Fortunately, the nesting library is kind of quick, so I begin with 2 banana slices and preserve operating the nesting algorithm with an increasing number of slices till no extra may be added.
And in the long run, we lastly get the banana slices nested within the bread field.
slices, bread_box = nannernest.nesting.run(slices, bread)
nannernest.viz.plot(picture, slices=slices, bread_box=bread_box, present=True, dpi=DPI)
nannernest
As talked about initially, I constructed a bundle known as nannernest so that you can make your personal optimum peanut butter and banana sandwiches.

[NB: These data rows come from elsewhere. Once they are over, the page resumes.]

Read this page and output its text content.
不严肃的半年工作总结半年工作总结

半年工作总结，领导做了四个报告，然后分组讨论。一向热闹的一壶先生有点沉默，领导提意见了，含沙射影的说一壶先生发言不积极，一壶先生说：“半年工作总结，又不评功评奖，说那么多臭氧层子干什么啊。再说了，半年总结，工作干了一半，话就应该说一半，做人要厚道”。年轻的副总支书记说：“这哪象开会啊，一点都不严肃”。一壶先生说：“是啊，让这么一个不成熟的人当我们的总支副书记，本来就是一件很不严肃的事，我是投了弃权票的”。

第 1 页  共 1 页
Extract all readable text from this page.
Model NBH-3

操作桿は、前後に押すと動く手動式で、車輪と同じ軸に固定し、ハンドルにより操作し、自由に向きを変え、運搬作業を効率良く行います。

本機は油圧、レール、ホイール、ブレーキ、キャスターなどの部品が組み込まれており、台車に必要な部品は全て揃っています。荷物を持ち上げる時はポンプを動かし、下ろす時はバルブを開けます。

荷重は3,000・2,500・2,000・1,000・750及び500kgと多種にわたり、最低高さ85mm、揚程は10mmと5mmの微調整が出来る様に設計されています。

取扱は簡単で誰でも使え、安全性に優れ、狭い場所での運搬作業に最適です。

When you get the bundle put in, you possibly can generate your personal optimum sandwiches on the command line with:
$ nannernest pic_of_my_bread_and_banana.jpg
A pair random reflections on constructing this bundle:
- It’s troublesome to transition between completely different “reference frames” when doing laptop imaginative and prescient. Photos are matrices, and their x-direction when plotted corresponds to columns, that are the second index of the matrix. Conversely, we frequently take care of factors or units of factors the place the primary index coresponds to the x path. This will get complicated. I typically needed to convert between cartesian and polar coordinates and place an object within the bigger picture. Retaining monitor of your coordinate methods and scaling elements may be troublesome, and it’s most likely price doing this in a sensible manner. I didn’t actually try this.
- Typer is fairly nice for constructing command line purposes.
- poetry makes bundle growth much less painful.
- dataclasses are an excellent purpose to improve to Python 3.7.
- There are a lot of, many enhancements that may very well be made. The bundle is just not strong and fails in bizarre methods. Slices typically find yourself off the nook of the bread attributable to me utilizing a bounding field to outline the bread quite than the precise define of the bread. I shudder to think about the adversarial assaults that this poor bundle will obtain (assume sizzling canine/not sizzling canine…).
An Optimum Peanut Butter and Banana Sandwich
Currently, my desire is
Better of luck together with your sandwich making. I want you optimum protection.